A popular brand, the Freshette, is sold by Amazon and REI for about $25, mostly to campers and hikers. It’s a “lightweight, palm-sized, reusable device,” according to the REI website, that consists of a cup and a flexible tube. It allows women to urinate standing up, without disrobing and to “avoid hazards like unsanitary restrooms, uneven terrain, poison oak and ivy and rough weather.”
Military women familiar with the Freshette swear by it.
“(T)his product makes my life so much easier – I am able to just open a Humvee door, unbutton my pants, and go,” one sergeant on her third deployment, who bought her own, wrote to the Freshette website.
The devices are already in the Army supply system, Trego said. It’s just that soldiers and their commanders often don’t know that.
Some savvy commanders ordered the devices for all their female soldiers, Trego said. “Others said, ‘I’ve never heard of it.’”
Female soldiers overall were ill-equipped to deal with their own health issues on deployment, the report said, because of “a lack of consistent and timely education for women’s health issues and how they are impacted by deployment.”
Eight out of nine women in a 2007 study done by Trego “emphatically stated that there were no positive aspects to menstruation during deployment.” They said they found that their periods were longer and more painful, at the same time that heat and sweat, convoys, porta-potties and irregular access to showers complicated hygiene.

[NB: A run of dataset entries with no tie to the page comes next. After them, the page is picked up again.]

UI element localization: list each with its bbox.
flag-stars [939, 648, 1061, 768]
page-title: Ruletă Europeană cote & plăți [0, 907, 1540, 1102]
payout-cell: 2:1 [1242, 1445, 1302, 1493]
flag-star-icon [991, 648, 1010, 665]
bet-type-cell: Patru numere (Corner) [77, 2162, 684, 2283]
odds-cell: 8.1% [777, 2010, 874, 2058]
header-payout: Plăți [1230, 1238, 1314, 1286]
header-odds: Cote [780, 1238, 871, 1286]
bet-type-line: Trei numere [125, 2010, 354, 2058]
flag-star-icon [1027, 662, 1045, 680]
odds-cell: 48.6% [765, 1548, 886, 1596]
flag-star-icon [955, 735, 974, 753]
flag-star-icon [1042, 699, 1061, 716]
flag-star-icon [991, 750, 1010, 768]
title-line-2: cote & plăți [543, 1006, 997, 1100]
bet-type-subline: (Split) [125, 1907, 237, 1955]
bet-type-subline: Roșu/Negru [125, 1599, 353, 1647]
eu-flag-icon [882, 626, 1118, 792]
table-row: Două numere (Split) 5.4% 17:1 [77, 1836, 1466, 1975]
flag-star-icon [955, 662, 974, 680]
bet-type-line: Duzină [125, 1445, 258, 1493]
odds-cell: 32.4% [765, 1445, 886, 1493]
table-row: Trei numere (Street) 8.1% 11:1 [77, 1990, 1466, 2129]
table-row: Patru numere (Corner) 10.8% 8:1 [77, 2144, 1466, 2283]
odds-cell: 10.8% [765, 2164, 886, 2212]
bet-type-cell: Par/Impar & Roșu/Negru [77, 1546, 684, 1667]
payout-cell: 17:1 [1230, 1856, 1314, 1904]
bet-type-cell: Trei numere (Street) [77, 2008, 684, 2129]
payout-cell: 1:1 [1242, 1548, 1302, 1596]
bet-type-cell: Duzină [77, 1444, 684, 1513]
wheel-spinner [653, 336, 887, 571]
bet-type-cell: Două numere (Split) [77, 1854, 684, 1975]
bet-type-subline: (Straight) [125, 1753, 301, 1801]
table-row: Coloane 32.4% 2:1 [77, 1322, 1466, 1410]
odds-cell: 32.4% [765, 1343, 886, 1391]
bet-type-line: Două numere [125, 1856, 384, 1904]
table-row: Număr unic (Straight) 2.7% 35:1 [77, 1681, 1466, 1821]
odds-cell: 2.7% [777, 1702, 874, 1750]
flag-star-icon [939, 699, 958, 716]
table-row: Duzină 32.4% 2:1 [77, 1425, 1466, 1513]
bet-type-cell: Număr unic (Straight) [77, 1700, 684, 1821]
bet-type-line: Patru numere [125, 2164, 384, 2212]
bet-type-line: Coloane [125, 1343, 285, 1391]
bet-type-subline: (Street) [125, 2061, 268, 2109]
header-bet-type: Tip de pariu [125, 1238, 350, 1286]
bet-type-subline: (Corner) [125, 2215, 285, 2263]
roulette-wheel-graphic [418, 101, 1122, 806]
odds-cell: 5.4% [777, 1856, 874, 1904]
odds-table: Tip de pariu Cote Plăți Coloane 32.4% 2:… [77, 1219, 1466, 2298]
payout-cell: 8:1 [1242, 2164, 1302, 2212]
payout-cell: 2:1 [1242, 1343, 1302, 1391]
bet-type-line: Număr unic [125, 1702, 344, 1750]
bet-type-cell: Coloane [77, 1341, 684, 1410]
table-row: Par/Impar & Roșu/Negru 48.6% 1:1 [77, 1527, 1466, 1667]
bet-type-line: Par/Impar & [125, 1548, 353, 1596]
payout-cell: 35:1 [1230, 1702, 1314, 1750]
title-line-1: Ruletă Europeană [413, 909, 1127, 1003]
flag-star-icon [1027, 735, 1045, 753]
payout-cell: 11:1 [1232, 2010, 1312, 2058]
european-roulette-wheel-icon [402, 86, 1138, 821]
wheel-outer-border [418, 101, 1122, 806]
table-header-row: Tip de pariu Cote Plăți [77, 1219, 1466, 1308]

Women can safely reduce or eliminate their periods for an entire deployment with birth control pills and other methods. But female soldiers often knew little about menstrual suppression because medical providers never discussed it. That should change, the recent report said.
Men should also become more educated in female health, the report said. Instruction should be provided in single-sex settings to all soldiers to “improve their comprehension of women’s health issues and foster respect among members of a unit.”
According to the Army Medical Command, that’s also in the works.
“Content for education curriculum has been developed for soldiers, leaders and providers and will be incorporated into their classes over the next year,” Army Medical Command public affairs officials said in an email, declining to offer details.
According to Trego, male commanders and noncommissioned officers are unruffled by the prospect of becoming more involved in their female soldiers’ health. “When I speak with company commanders and line units, they are willing,” she said. “It’s not a taboo topic.”
The effort to address female soldiers’ health needs comes after about 275,000 women have deployed over the last decade, and as new occupational specialties and positions open to women and put more of them on the front lines.
It comes as the Army is starting to give women better-fitting body armor and combat uniforms, and women are rising through the chain of command.
Lt. Gen. Patricia D. Horoho, the Army’s first female surgeon general, created the task force.
“I think we just take those concerns seriously, and we’re in a position to push them,” said Rep. Niki Tsongas, a Massachusetts Democrat, who’s been instrumental in legislation mandating development of better, lighter body armor.
“In general ... we’re the ones to bring attention to the issues of women and families.”